Saturday, May 3, 2008 Leave a Comment

How does this entry relate to Flux's full production of A Midsummer Night's Dream?

So just what, exactly, is actor driven magic?

Actor-driven magic:
-Is overtly theatrical, with no attempt made to conceal the trick. The audience's imagination must therefore be complicit in the creation of the magic.
-Lives primarily in the body of the actors, celebrating the expressive potential and erotic presence of the human body.
-Is tactile and collaborative, with actors working together to create the sense of a power that transcends their individual selves.
-Is playful, both in the sense of being pleasurable in the openness of it's possibilities; and in the sense of acknowledging that pleasure as the actor playing the role. This is not the same as alienation, where the presence of the actor removes the audience from the reality of the character; rather, the acknowledgment of that pleasure by the actor invites the audience to take pleasure in their own imagination's complicity.
-Takes a lot of additional rehearsal, with actors laboring heavily so that their play may seem light.
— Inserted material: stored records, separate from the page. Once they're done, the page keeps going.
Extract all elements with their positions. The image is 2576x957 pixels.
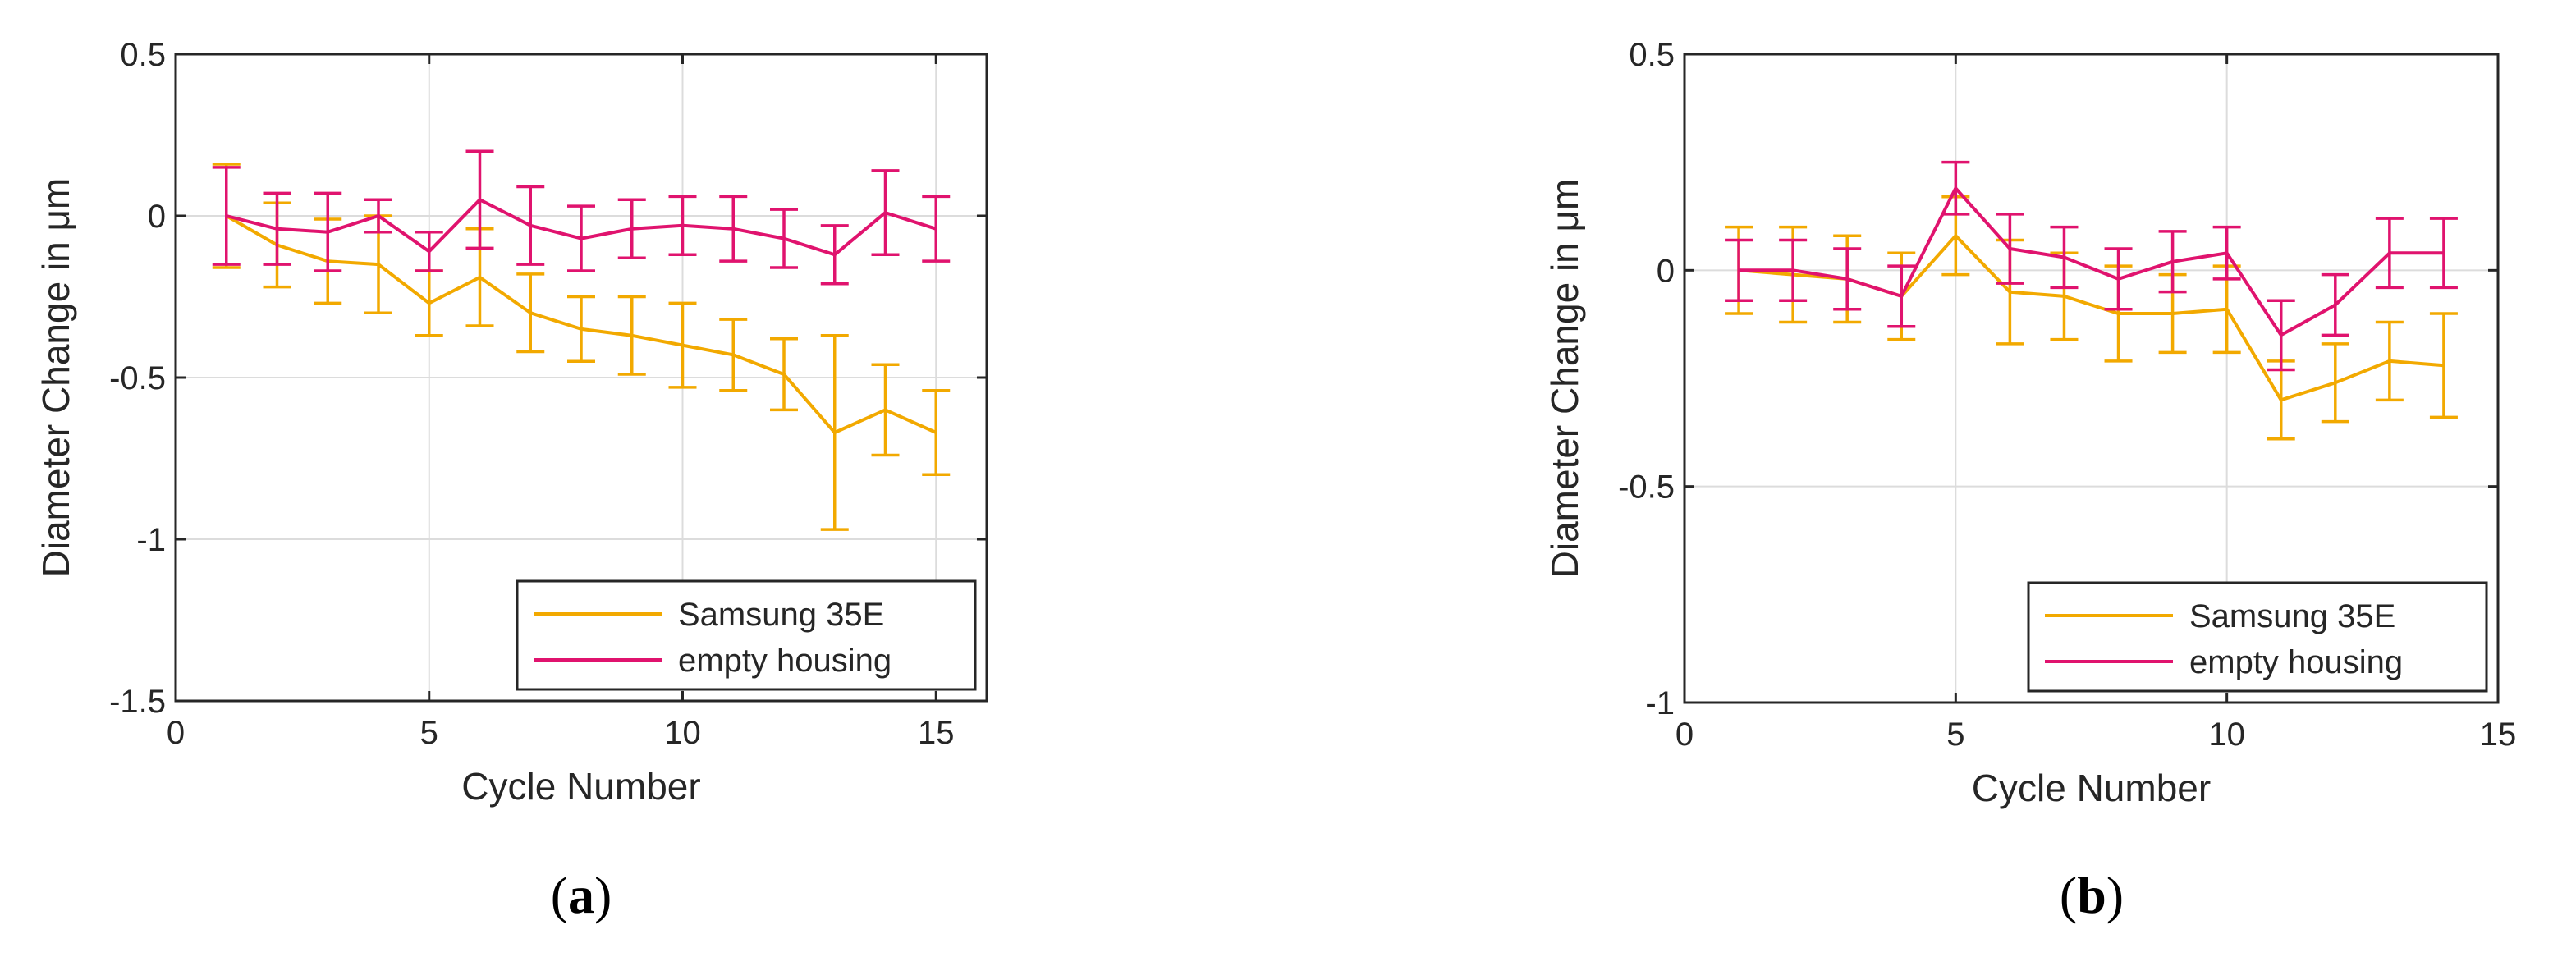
legend-label-empty: empty housing xyxy=(678,643,892,679)
legend-label-empty: empty housing xyxy=(2189,644,2403,680)
x-tick-label: 5 xyxy=(420,715,438,751)
y-tick-label: 0 xyxy=(1657,253,1675,289)
chart-panel-a: 0 5 10 15 0.5 0 -0.5 -1 -1.5 Cycle Number Diameter… xyxy=(34,37,988,924)
x-tick-label: 0 xyxy=(167,715,185,751)
y-axis-label: Diameter Change in μm xyxy=(1543,179,1586,579)
y-tick-label: -1.5 xyxy=(109,684,166,720)
x-tick-label: 15 xyxy=(918,715,955,751)
series-line xyxy=(225,214,937,434)
y-tick-label: 0.5 xyxy=(1629,37,1675,73)
y-axis-label: Diameter Change in μm xyxy=(34,178,77,578)
chart-panel-b: 0 5 10 15 0.5 0 -0.5 -1 Cycle Number Diameter Cha… xyxy=(1543,37,2516,924)
x-tick-label: 10 xyxy=(2208,717,2245,753)
series-empty xyxy=(212,149,951,286)
x-axis-label: Cycle Number xyxy=(1972,767,2211,809)
y-tick-label: -0.5 xyxy=(1618,469,1675,506)
legend: Samsung 35E empty housing xyxy=(2027,581,2488,693)
legend-box xyxy=(516,579,977,691)
y-tick-label: 0.5 xyxy=(120,37,166,73)
series-line xyxy=(1739,186,2444,337)
legend: Samsung 35E empty housing xyxy=(516,579,977,691)
x-tick-label: 15 xyxy=(2480,717,2517,753)
y-tick-label: 0 xyxy=(148,199,166,235)
panel-label: (a) xyxy=(551,866,612,924)
x-tick-label: 10 xyxy=(664,715,701,751)
x-tick-label: 0 xyxy=(1675,717,1694,753)
series-line xyxy=(226,198,937,257)
legend-box xyxy=(2027,581,2488,693)
x-axis-label: Cycle Number xyxy=(461,765,700,808)
x-tick-label: 5 xyxy=(1946,717,1964,753)
legend-label-samsung: Samsung 35E xyxy=(678,597,884,633)
y-tick-label: -0.5 xyxy=(109,360,166,396)
y-tick-label: -1 xyxy=(1645,685,1675,721)
legend-label-samsung: Samsung 35E xyxy=(2189,598,2395,634)
y-tick-label: -1 xyxy=(136,522,166,558)
panel-label: (b) xyxy=(2060,866,2124,924)
axes-box xyxy=(1683,53,2500,704)
series-empty xyxy=(1725,160,2458,372)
In practice, the above principles have led to these production choices:
-The costumes should seem like something the actors themselves might wear if they were in these situations, with less emphasis placed on specific time and place; and more emphasis placed on helping to bridge the difference between actor and role.
-The fairy costumes should be fluid and evocative through simplicity; to achieve those qualities, we are using fabrics that can shift to perform more functions than simply costuming the characters; and can help in creating the scenery in this dream-like play. This allows the fairies to be literally one with the natural world of the stage.
-The scenery itself should also be fluid and evocative through simplicity; to achieve those qualities, a forest is implied through poles that can also be brooms, swords, spears, walls of a house, columns of a palace and flats of a stage; the scenery transforms into props in the same way our costumes transform into scenery.
-Props, costumes and scenery all must feel like extensions of the actors' performances; and must never inhibit or distract from the power of the human body.
- Because the magic of the play-proper is actor-driven, the play within the play should also feature actor-driven magic, only hopefully more comically mis-guided than our own.

2 comments »

  • Anonymous said:  

    I would venture to postulate that "actor driven magic" as it relates to theater and an inherently "theatrical" piece such as Midsummer's would be something more akin to using very specific and effective illusions to draw the audience into a new perspective of imaginative possibility.
    Rather than use a Brechtian model of open theatrics that acknowledge that there is no illusion beyond what the piece asks an audience to envision, to me "actor driven magic" would imply that the performers would be performing a series of carfully crafted illusions to create wonder and add to the sense of mystery.